I'm very clear now that the only way the blog ideas, messages, or products that those represent can be responded to is if, and only if, they genuinely mean something to the blogger. And not just a vested "interest in their success." I have concluded that it is the authentic passion, care, and enthusiasm of the blogger that is the magic factor here that forces the reader to engage. If anyone ever talked about a company, person, or object for sale that they really did not support thoroughly readers would a.) know it and b.) not care about it.
Conversely, if any of my, note the possessive term, bloggers shared something that they themselves respond to I would be highly likely to respond in kind as well. This is simply because what matters to one with shared values and beliefs logically matters to another.
Let me throw out an idea for you to consider in the development of your mechanism for this, what if there were a Google like auto-sort for all readers? What if my profile said; female, early forties, slightly whacked out, new-agey, Californian-American, into art, quantum-philosophy, and fine Shiatsu, etc. And what if the initial sort of my likes and ideas were codified to create a category system whereby bloggers would be sent out to my computer on an audition of sorts to see whether they floated my boat? If not, there would be a further winnowing down sort from the millions of blogs until I connected to those that were a wow for me.
Now, this is naturally being done in a mid-tech way right now by my simply checking out all the blog links of my daily bloggers and finding those that share in the good stuff I like.
Anyway, you are onto it all. I heard the figure was 2 million new blogs going live each month in the US. Seems we're going to need some sort of a filter pronto. Do you see any value in creating such a massively successful product yourself?

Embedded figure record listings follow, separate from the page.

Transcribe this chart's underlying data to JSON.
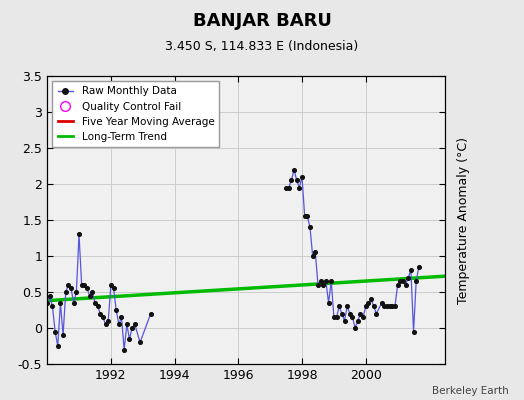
{
  "title": "BANJAR BARU",
  "subtitle": "3.450 S, 114.833 E (Indonesia)",
  "ylabel": "Temperature Anomaly (°C)",
  "credit": "Berkeley Earth",
  "ylim": [
    -0.5,
    3.5
  ],
  "xlim": [
    1990.0,
    2002.5
  ],
  "bg_color": "#e8e8e8",
  "plot_bg_color": "#f0f0f0",
  "segment1_x": [
    1990.0,
    1990.083,
    1990.167,
    1990.25,
    1990.333,
    1990.417,
    1990.5,
    1990.583,
    1990.667,
    1990.75,
    1990.833,
    1990.917,
    1991.0,
    1991.083,
    1991.167,
    1991.25,
    1991.333,
    1991.417,
    1991.5,
    1991.583,
    1991.667,
    1991.75,
    1991.833,
    1991.917,
    1992.0,
    1992.083,
    1992.167,
    1992.25,
    1992.333,
    1992.417,
    1992.5,
    1992.583,
    1992.667,
    1992.75,
    1992.917,
    1993.25
  ],
  "segment1_y": [
    0.35,
    0.45,
    0.3,
    -0.05,
    -0.25,
    0.35,
    -0.1,
    0.5,
    0.6,
    0.55,
    0.35,
    0.5,
    1.3,
    0.6,
    0.6,
    0.55,
    0.45,
    0.5,
    0.35,
    0.3,
    0.2,
    0.15,
    0.05,
    0.1,
    0.6,
    0.55,
    0.25,
    0.05,
    0.15,
    -0.3,
    0.05,
    -0.15,
    0.0,
    0.05,
    -0.2,
    0.2
  ],
  "segment2_x": [
    1997.5,
    1997.583,
    1997.667,
    1997.75,
    1997.833,
    1997.917,
    1998.0,
    1998.083,
    1998.167,
    1998.25,
    1998.333,
    1998.417,
    1998.5,
    1998.583,
    1998.667,
    1998.75,
    1998.833,
    1998.917,
    1999.0,
    1999.083,
    1999.167,
    1999.25,
    1999.333,
    1999.417,
    1999.5,
    1999.583,
    1999.667,
    1999.75,
    1999.833,
    1999.917,
    2000.0,
    2000.083,
    2000.167,
    2000.25,
    2000.333,
    2000.5,
    2000.583,
    2000.667,
    2000.75,
    2000.833,
    2000.917,
    2001.0,
    2001.083,
    2001.167,
    2001.25,
    2001.333,
    2001.417,
    2001.5,
    2001.583,
    2001.667
  ],
  "segment2_y": [
    1.95,
    1.95,
    2.05,
    2.2,
    2.05,
    1.95,
    2.1,
    1.55,
    1.55,
    1.4,
    1.0,
    1.05,
    0.6,
    0.65,
    0.6,
    0.65,
    0.35,
    0.65,
    0.15,
    0.15,
    0.3,
    0.2,
    0.1,
    0.3,
    0.2,
    0.15,
    0.0,
    0.1,
    0.2,
    0.15,
    0.3,
    0.35,
    0.4,
    0.3,
    0.2,
    0.35,
    0.3,
    0.3,
    0.3,
    0.3,
    0.3,
    0.6,
    0.65,
    0.65,
    0.6,
    0.7,
    0.8,
    -0.05,
    0.65,
    0.85
  ],
  "trend_x": [
    1990.0,
    2002.5
  ],
  "trend_y": [
    0.38,
    0.72
  ],
  "raw_line_color": "#5555dd",
  "raw_marker_color": "#111111",
  "trend_color": "#00bb00",
  "moving_avg_color": "#dd0000",
  "qc_color": "#ff00ff",
  "xticks": [
    1992,
    1994,
    1996,
    1998,
    2000
  ],
  "yticks": [
    -0.5,
    0.0,
    0.5,
    1.0,
    1.5,
    2.0,
    2.5,
    3.0,
    3.5
  ],
  "grid_color": "#cccccc"
}
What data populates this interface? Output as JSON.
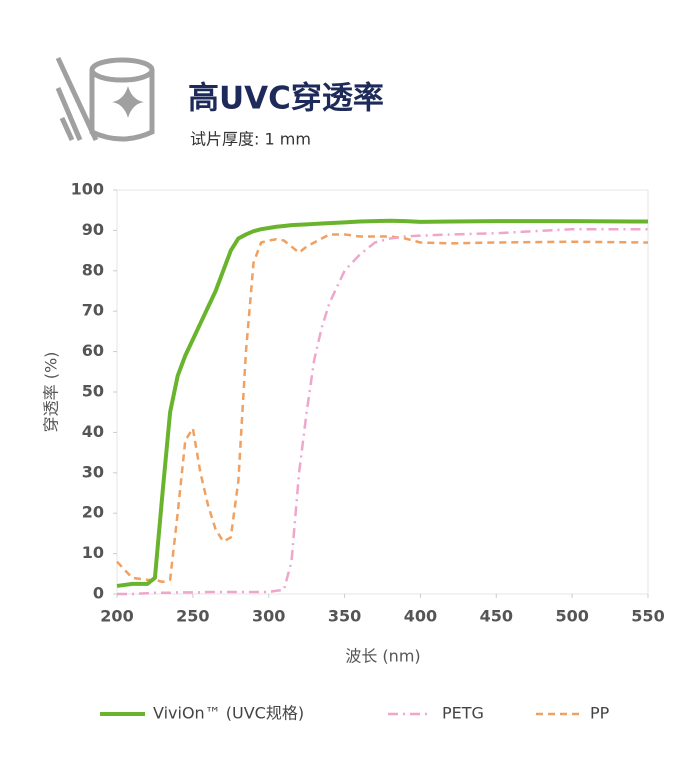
{
  "chart_data": {
    "type": "line",
    "title": "高UVC穿透率",
    "subtitle": "试片厚度: 1 mm",
    "x_label": "波长 (nm)",
    "y_label": "穿透率 (%)",
    "x": [
      200,
      210,
      220,
      225,
      230,
      235,
      240,
      245,
      250,
      255,
      260,
      265,
      270,
      275,
      280,
      285,
      290,
      295,
      300,
      305,
      310,
      315,
      320,
      325,
      330,
      335,
      340,
      350,
      360,
      370,
      380,
      390,
      400,
      420,
      450,
      500,
      550
    ],
    "series": [
      {
        "name": "ViviOn™ (UVC规格)",
        "color": "#6ab42d",
        "dash": "solid",
        "values": [
          2,
          2.5,
          2.5,
          4,
          25,
          45,
          54,
          59,
          63,
          67,
          71,
          75,
          80,
          85,
          88,
          89,
          89.8,
          90.3,
          90.6,
          90.9,
          91.1,
          91.3,
          91.4,
          91.5,
          91.6,
          91.7,
          91.8,
          92,
          92.2,
          92.3,
          92.4,
          92.3,
          92.1,
          92.2,
          92.3,
          92.3,
          92.2
        ]
      },
      {
        "name": "PETG",
        "color": "#f0a6cc",
        "dash": "dashdot",
        "values": [
          0,
          0,
          0.2,
          0.3,
          0.3,
          0.3,
          0.4,
          0.4,
          0.4,
          0.4,
          0.5,
          0.5,
          0.5,
          0.5,
          0.5,
          0.5,
          0.5,
          0.5,
          0.5,
          0.8,
          1,
          8,
          30,
          45,
          58,
          66,
          72,
          80,
          84,
          87,
          88,
          88.5,
          88.7,
          89,
          89.3,
          90.3,
          90.3
        ]
      },
      {
        "name": "PP",
        "color": "#f0a060",
        "dash": "dashed",
        "values": [
          8,
          4,
          3.5,
          3.5,
          3,
          3.5,
          20,
          38,
          41,
          30,
          22,
          16,
          13,
          14,
          28,
          60,
          82,
          87,
          87.5,
          87.8,
          87.5,
          86,
          84.5,
          86,
          87,
          88,
          89,
          89,
          88.5,
          88.5,
          88.5,
          88,
          87,
          86.8,
          87,
          87.2,
          87
        ]
      }
    ],
    "xlim": [
      200,
      550
    ],
    "xticks": [
      200,
      250,
      300,
      350,
      400,
      450,
      500,
      550
    ],
    "ylim": [
      0,
      100
    ],
    "yticks": [
      0,
      10,
      20,
      30,
      40,
      50,
      60,
      70,
      80,
      90,
      100
    ],
    "legend": "bottom"
  }
}
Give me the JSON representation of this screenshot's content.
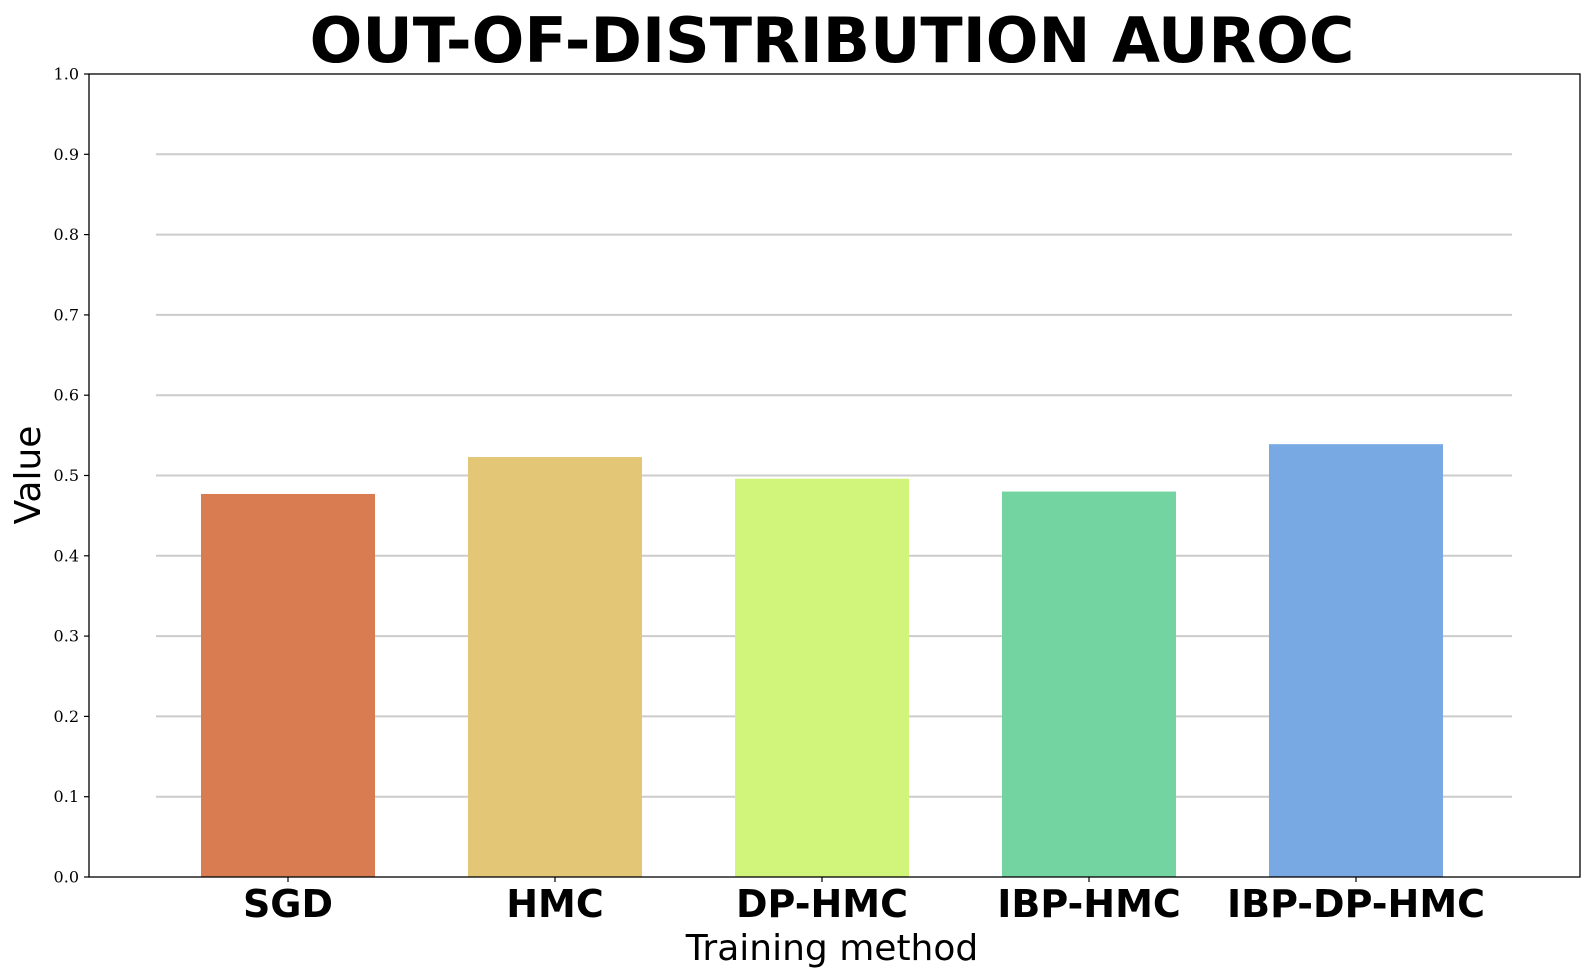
{
  "chart_data": {
    "type": "bar",
    "title": "OUT-OF-DISTRIBUTION AUROC",
    "xlabel": "Training method",
    "ylabel": "Value",
    "categories": [
      "SGD",
      "HMC",
      "DP-HMC",
      "IBP-HMC",
      "IBP-DP-HMC"
    ],
    "values": [
      0.477,
      0.523,
      0.496,
      0.48,
      0.539
    ],
    "colors": [
      "#d97c51",
      "#e3c777",
      "#d1f57a",
      "#74d4a1",
      "#78a9e3"
    ],
    "ylim": [
      0,
      1.0
    ],
    "yticks": [
      "0.0",
      "0.1",
      "0.2",
      "0.3",
      "0.4",
      "0.5",
      "0.6",
      "0.7",
      "0.8",
      "0.9",
      "1.0"
    ],
    "grid": true,
    "gridColor": "#cccccc"
  }
}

I hear what you're saying, Shelley.
I don't think I'm missing this key point you speak of.
I take "genuinely meaningful" as a given. But how it manifests itself is debatable, or at least, fluid.
[Wow!] ...2 million new blogs a month is A LOT.
I wonder if it's true or not. No matter, I'm sure the number's insanely huge, regardless.
What's that thingamy thingy? It looks pretty much like vaporware, with NO concrete information at all, just bla bla bla.
And Stormhoek? That website shows your blog, so where's the "real" product?
I'm not sure if blogvertising will work at any real scale, since you say yourself that it must not appear commercial, but honest.
"I'm not sure if blogvertising will work at any real scale..."
You being unsure is usally a good sign, Ulrich ;-)
If your blogvertising is to succeed you'll have to be sure that the contents reach the right target group.
For instance; How many Norwegian readers do you have? (I'm asking this question because I have something in my mind..)
advertising is dead
blogvertising = advertising on blogs
blogvertising is stillborn
or is that too cynical? Surely people read blogs to consider and discuss ideas and in doing so permit the author to send them ideas and occassionally recommendations. As soon as money impinges on the recommendations that the author makes, then the whole relationship has changed and it becomes interruptive marketing.
I read recently that while Generation X has great disdain for advertising, Generation Y doesn't. Everybody is part of the buying and selling of goods. If you impart genuine knowledge about something interesting, then where's the beef?
I'm with Hugh. Blogverts are testimonials, not ads. Blogs personality encourages us to trust the people who write them (if we don't we tend to stop reading). Blogverts will fail the more concious they become. Hugh's good at it because he only pushes products he like - Ogilvy (what a hero) - did the same thing.
It's the Apple effect - people rave because they actually like the product. Blogvertising shit won't work unless the blogger's cretinous enough to like rubbish.
Doing it for money will simply undermine the blog.